The public health chief in England’s worst-hit coronavirus area has called for an immediate three-week “circuit breaker” across the country, calling Boris Johnson’s current approach “the worst of all possible outcomes”.
Prof Dominic Harrison, the director of public health at Blackburn with Darwen borough council, said it was “highly unlikely” that the strictest tier 3 restrictions would reduce the infection rate or protect the NHS.
“To put it bluntly, we’re going to need a much harsher set of control measures that look very much more like the first total lockdown, and very much more like what France is doing,” he told the Guardian.
“It doesn’t have to be exactly the same as the first lockdown but unless we do an awful lot more, it’s really not going to have the desired effect.”
Downing Street is facing mounting pressure to implement tougher or countrywide measures amid concerns the localised approach is failing. Almost 60% of England’s population will be under such restrictions by Monday, including nearly 11 million people north of Nottinghamshire living under the most severe lockdown restrictions.
Harrison’s area, Blackburn, has the highest infection rate in England – at 740 cases per 100,000 people it is nearly quadruple the country’s average, according to the latest NHS Digital data – despite having been under local restrictions for 13 weeks.
The government’s Scientific Advisory Group for Emergencies (Sage) said five weeks ago that the government should urgently consider a nationwide two-week “circuit breaker” lockdown – similar to that in spring, while keeping most schools open – but this was ignored.
Harrison said the north of England was now “likely to pay a disproportionate price for that scientific advice not being taken” and that there was no other option but to have a national lockdown for at least three weeks.
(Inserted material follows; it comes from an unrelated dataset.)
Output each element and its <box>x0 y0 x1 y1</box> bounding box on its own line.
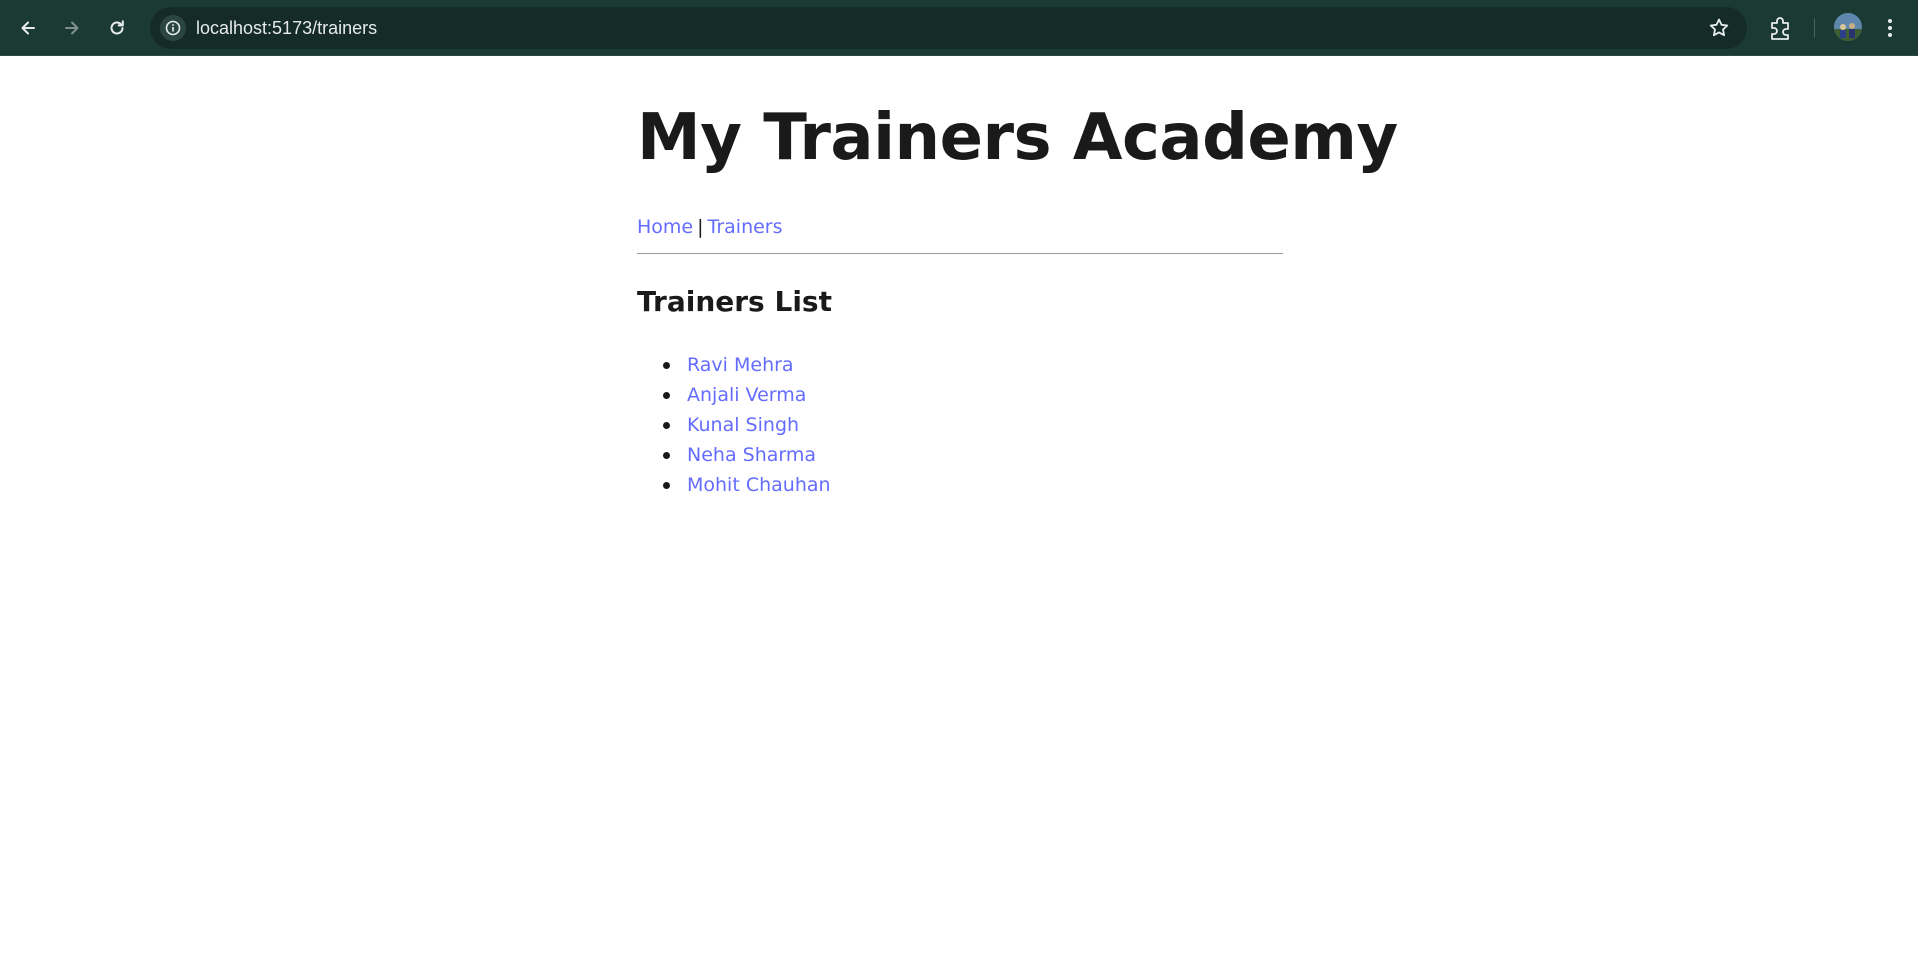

“Because the government decided not to do that on the 21st of September it will have to last longer to have the same effect because we would enter it with higher [infection] rates,” he said, adding that the UK should take note of the national measures announced in recent days in France and Germany.
“The idea of British exceptionalism, that we can fix it ourselves with some other kind of strategy, is going to be increasingly hard to defend,” he said.
Harrison suggested primary schools should continue to operate as normal but that secondary schools should operate on a two-week rota basis, except for pupils with special educational needs and the children of key workers who would remain in school full-time. The disruption, he said, would be less than the current situation of whole year group bubbles being sent home.
Harrison said the emerging consensus of many public health professionals and epidemiologists was that the strictest tier 3 measures – meaning the closure of pubs and bars that could not serve meals, as well as some other venues – were not “strong enough to turn around the high rates of transmission we’ve got in those tier 3 areas”.
Harrison said he believed a national lockdown would be announced or happen by default in about a fortnight, when the infection rate in London catches up to parts of the north-west, where tier 3 was implemented this month.
“By that time, of course, the north-west will have been in a tier-3 system that really was obviously not going to fix the problem,” he said. “And will have been further disadvantaged economically, socially. Everyone will be even more fed up and will be very conscious of the unfairness of it.”
Dominic Raab, the foreign secretary, said on Friday that the idea of a “short, sharp circuit breaker” was “frankly an enigma”. He said the “overwhelming scientific advice” to the government was that local lockdowns were “the right way to go”.